One day after Republican Congressional candidate Jim Hagedorn apologized for a series of blog posts written years ago that lambasted women, American Indians, gays and national political figures, Minnesota GOP leaders called on the state’s DFL party chair to apologize for a 2012 video in which Sen. Al Franken was shown appearing to sport a pair of traffic cones as breasts. The video came to light earlier this year.

The news conference also ended abruptly when State Republican Party Chair Keith Downey walked out when asked to clarify whether the party approached endorsed Supreme Court candidate Michelle MacDonald and asked her to renounce her endorsement.

“If you had to stack up the politicians in Minnesota, Al Franken would be at the top of the list for those who have issued offensive comments or actions,” Downey said at a news conference Monday morning. “It is time for him to apologize for those, and it is time for Democrat chairman Ken Martin to call on him to apologize as well.”

Martin condemned Hagedorn’s remarks as “outrageous and offensive,” but he wasn’t alone. Republican U.S. Senate candidate Mike McFadden also called on Hagedorn to apologize, saying “His writings do not reflect Minnesota values.”

Hagedorn, who initially defended his remarks, apologized Sunday.

In an open letter to Martin, Republican Minnesota state Sen. Michelle Fischbach and Reps. Marion O’Neill, Joyce Peppin, Cindy Pugh and Peggy Scott demanded the apology, saying “This wasn’t some ‘Saturday Night Live’ skit from yesteryear—this video was from an event in 2012.”

“I am so offended, not only this but his pattern of behavior to degrade women and to put women down,” said O’Neill, who along with Scott joined Downey at the news conference. “We are in 2014. I think it’s time to apologize, And it’s time to move forward and it’s time to stop this terrible behavior.”

Downey said that when the video first surfaced in 2012, the Republicans. “brought it to light a number of times” through social media, but never demanded an apology until Martin called on Hagedorn to do so.
“The hypocrisy jumped out at us, so today is the day,” he said, adding that “the standard has been set” with Hagedorn’s apology.

Scott called Hagedorn’s apology, which also lashed out at Franken, “sincere and heartfelt,”

“I think he genuinely is apologetic and remorseful about the comments that he made,” she said.

The news conference ended abruptly when Downey refused to discuss the latest developments surrounding GOP-endorsed Supreme Court candidate Michelle MacDonald, who awaits trial next month for charges of drunken driving and resisting arrest.

MacDonald, who was barred from the party’s State Fair booth and removed by security last week, said she was approached by a party representative and asked to reject her endorsement, but refused. The same day, Downey issued a letter blasting MacDonald. A Republican party spokeswoman denied MacDonald was approached on behalf of the party.

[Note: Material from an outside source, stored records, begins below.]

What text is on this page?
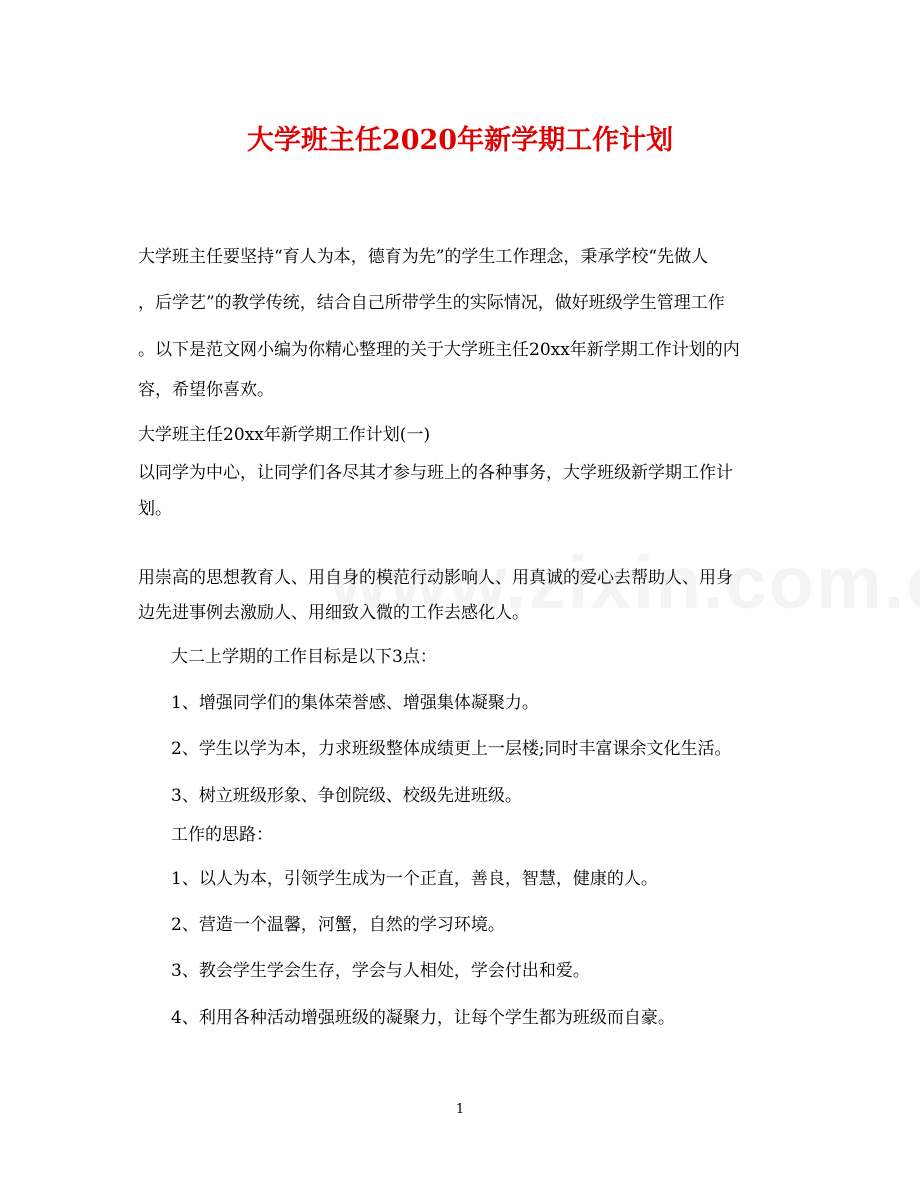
大学班主任2020年新学期工作计划
大学班主任要坚持“育人为本，德育为先”的学生工作理念，秉承学校“先做人
，后学艺”的教学传统，结合自己所带学生的实际情况，做好班级学生管理工作
。以下是范文网小编为你精心整理的关于大学班主任20xx年新学期工作计划的内
容，希望你喜欢。
大学班主任20xx年新学期工作计划(一)
以同学为中心，让同学们各尽其才参与班上的各种事务，大学班级新学期工作计
划。
用崇高的思想教育人、用自身的模范行动影响人、用真诚的爱心去帮助人、用身
边先进事例去激励人、用细致入微的工作去感化人。
大二上学期的工作目标是以下3点：
1、增强同学们的集体荣誉感、增强集体凝聚力。
2、学生以学为本，力求班级整体成绩更上一层楼;同时丰富课余文化生活。
3、树立班级形象、争创院级、校级先进班级。
工作的思路：
1、以人为本，引领学生成为一个正直，善良，智慧，健康的人。
2、营造一个温馨，河蟹，自然的学习环境。
3、教会学生学会生存，学会与人相处，学会付出和爱。
4、利用各种活动增强班级的凝聚力，让每个学生都为班级而自豪。
1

However, text messages and voicemails obtained by indicate attorney Patrick Burns approached MacDonald on behalf of the GOP.

"I have a deal from the party for you" one of the text messages read, according to the website.

Asked about the text messages and phone call, Downey maintained that the state GOP did not approach MacDonald with the request to reject the endorsement. Asked whether Burns was not telling the truth, Downey walked out without comment as reporters continued asking questions.